Keywords: machine learning, automatic machine learning, ensemble learning, software, distributed computing
The focus of this presentation is scalable and automatic machine learning using the H2O machine learning platform. H2O is an open source, distributed machine learning platform designed for big data. The core machine learning algorithms of H2O are implemented in high-performance Java, however, fully-featured APIs are available in R, Python, Scala, REST/JSON, and also through a web interface. Since H2O's algorithm implementations are distributed, this allows the software to scale to very large datasets that may not fit into RAM on a single machine. H2O currently features distributed implementations of Generalized Linear Models, Gradient Boosting Machines, Random Forest, Deep Neural Nets, Stacked Ensembles (aka "Super Learners"), dimensionality reduction methods (PCA, GLRM), clustering algorithms (K-means), anomaly detection methods, among others.
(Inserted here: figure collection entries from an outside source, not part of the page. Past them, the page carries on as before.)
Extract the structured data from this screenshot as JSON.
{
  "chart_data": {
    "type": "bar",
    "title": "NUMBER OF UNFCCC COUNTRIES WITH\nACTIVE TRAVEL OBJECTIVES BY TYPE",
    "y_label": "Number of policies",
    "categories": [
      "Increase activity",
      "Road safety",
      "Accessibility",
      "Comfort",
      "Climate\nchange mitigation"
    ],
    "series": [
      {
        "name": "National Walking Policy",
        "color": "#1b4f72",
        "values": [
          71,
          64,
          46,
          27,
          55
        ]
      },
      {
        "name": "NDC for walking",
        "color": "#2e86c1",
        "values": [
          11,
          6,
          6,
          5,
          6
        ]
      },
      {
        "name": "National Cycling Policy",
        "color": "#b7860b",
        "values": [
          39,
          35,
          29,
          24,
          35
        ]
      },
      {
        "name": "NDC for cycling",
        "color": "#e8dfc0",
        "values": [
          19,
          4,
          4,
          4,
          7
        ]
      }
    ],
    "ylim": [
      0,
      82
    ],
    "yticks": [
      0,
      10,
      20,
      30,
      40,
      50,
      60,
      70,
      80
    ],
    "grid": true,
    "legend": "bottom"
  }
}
We will provide a brief overview of the field of Automatic Machine Learning, followed by a detailed look inside H2O's AutoML algorithm. H2O AutoML provides an easy-to-use interface which automates data pre-processing, training and tuning a large selection of candidate models (including multiple stacked ensemble models for superior model performance), and due to the distributed nature of the H2O platform, H2O AutoML can scale to very large datasets. The result of the AutoML run is a "leaderboard" of H2O models which can be easily exported for use in production. R and Python code with H2O machine learning code examples are available on GitHub for participants to follow along on their laptops.